Zu Zeiten des Kalten Krieges starteten die Amerikaner 1960 die Operation „Chrome Dome“. Täglich flogen rund um die Uhr bis zu zwölf mit thermonuklearen Bomben bewaffnete B-52 Stratofortress-Bomber festgelegte Routen ab. Das Ziel war es, eine 24-Stunden-Bereitschaft der US-Atomstreitkräfte sicherzustellen. Im Fall eines nuklearen Angriffes durch die Sowjetunion sollten sie einen Vergeltungsschlag ausführen. Sie wurden in der Luft betankt, um ihre Reichweite und Flugdauer zu erhöhen. Jede Besatzung hatte festgelegte Ziele, die im Kriegsfall anzugreifen waren, und zu jeder Zeit befanden sich mehrere Bomber meist nicht mehr als zwei Flugstunden von sowjetischem Territorium entfernt. Drei Routen wurden im Rundkurs beflogen: nach Alaska, nach Grönland und über den Nordatlantik zum Mittelmeer. Bei den Routineflügen kam es zu zwei Abstürzen über Spanien (Palomares 1966) und Grönland (Thule Air Base 1968), bei denen erhebliche Mengen radioaktive Substanzen freigesetzt wurden. Im Jahre 1968 wurde die Operation eingestellt, da die US-Streitkräfte durch die Land- und U-Boot-gestützten Interkontinentalraketen über strategische Alternativen verfügten.

Erste Dekontamination

Als am 17. Januar 1966 bei einem Routinemanöver der B-52G-Bomber mit einem Tankflugzeug kollidierte, brannte der Himmel über Palomares in der Provinz Almería. Der abstürzende Bomber hatte vier Wasserstoffbomben geladen, die zusammen die 5.000-fache Sprengkraft von Hiroshima ausmachten. Bei einer Detonation wäre im Umkreis von 1.000 Kilometern zwischen Paris und Lissabon bis heute alles verstrahlt. Zwei Bomben landeten unbeschädigt im Meer und auf dem Festland, die beiden anderen prallten auf den steinigen Boden von Palomares, weil ihre Sicherheitsfallschirme verbrannt waren. Der Schutzmantel zerbarst, pulverisiertes Plutonium trat aus. Später sollte, in einem Abschlussbericht aus dem Jahre 1975, das US-Verteidigungsministerium festhalten, dass der an dem Unfalltag herrschende Wind plutoniumhaltigen Staub aufgewirbelt hat und dass „das ganze Ausmaß der Verbreitung nie in Erfahrung zu bringen sei“.

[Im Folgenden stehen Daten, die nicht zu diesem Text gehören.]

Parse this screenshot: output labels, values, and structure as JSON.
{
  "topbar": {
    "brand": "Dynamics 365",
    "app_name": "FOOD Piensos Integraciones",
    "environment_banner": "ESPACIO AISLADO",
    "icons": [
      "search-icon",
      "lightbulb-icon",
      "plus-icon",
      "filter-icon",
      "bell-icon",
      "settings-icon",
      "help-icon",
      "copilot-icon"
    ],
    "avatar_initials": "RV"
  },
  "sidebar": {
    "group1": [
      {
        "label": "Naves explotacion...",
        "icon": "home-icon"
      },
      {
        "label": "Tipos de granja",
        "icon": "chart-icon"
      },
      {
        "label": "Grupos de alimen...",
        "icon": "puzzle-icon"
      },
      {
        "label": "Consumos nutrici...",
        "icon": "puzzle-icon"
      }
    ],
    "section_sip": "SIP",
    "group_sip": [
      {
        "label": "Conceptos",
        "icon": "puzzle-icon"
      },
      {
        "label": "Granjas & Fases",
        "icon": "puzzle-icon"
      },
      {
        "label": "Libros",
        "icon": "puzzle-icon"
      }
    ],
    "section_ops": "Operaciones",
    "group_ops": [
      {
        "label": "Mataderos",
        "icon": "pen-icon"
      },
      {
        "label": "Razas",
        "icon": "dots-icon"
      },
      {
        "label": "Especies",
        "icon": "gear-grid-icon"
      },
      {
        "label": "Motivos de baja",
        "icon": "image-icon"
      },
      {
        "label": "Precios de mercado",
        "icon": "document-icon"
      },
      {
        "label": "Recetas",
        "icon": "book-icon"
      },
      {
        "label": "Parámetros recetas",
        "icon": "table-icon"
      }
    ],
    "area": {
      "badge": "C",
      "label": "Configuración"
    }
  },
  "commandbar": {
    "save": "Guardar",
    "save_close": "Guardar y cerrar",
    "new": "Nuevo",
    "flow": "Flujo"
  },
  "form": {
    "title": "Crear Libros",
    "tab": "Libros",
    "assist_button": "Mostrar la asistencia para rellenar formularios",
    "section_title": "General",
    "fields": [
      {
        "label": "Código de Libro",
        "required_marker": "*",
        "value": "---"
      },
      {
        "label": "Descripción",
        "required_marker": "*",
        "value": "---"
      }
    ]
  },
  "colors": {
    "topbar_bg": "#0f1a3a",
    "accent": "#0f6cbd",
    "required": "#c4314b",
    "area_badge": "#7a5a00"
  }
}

Die Dekontaminations-Maßnahmen sahen damals vor, den Erdboden mit einer Strahlungsintensität von über 32 Mikrocurie pro Quadratmeter, 6 Zentimeter tief abzutragen. So wurden 2,2 Hektar Erde von den Amerikanern in 4900 Fässer gefüllt und auf eine US-Atomdeponie am Savannah River abtransportiert. 224 Hektar Land, welches schwächer kontaminiert war, wurde mit Wasser besprengt, 30 Zentimeter tief umgepflügt und noch einmal gewässert, damit sich das Plutonium gleichmäßig verteilte.

Als schließlich nach langem, kostspieligem Suchen die vierte Bombe am 7. April 1966 heil, aus einer Meerestiefe von rund 900 Metern geborgen worden konnte, erklärten die Amerikaner die Säuberung für beendet. Vor geladenen Journalisten badete Francos Touristen- und Propagandaminister Fraga Iribarne mit dem damaligen US-Botschafter Angier Biddle Duke im Meer. Die Schau diente zur Beruhigung der Bevölkerung und Verharmlosung der Schadstoffbelastung. Zudem sollte keine anti-amerikanische Meinungsbildung in der Bevölkerung aufkommen und das Bündnis zwischen den USA und Spanien aufrechterhalten bleiben.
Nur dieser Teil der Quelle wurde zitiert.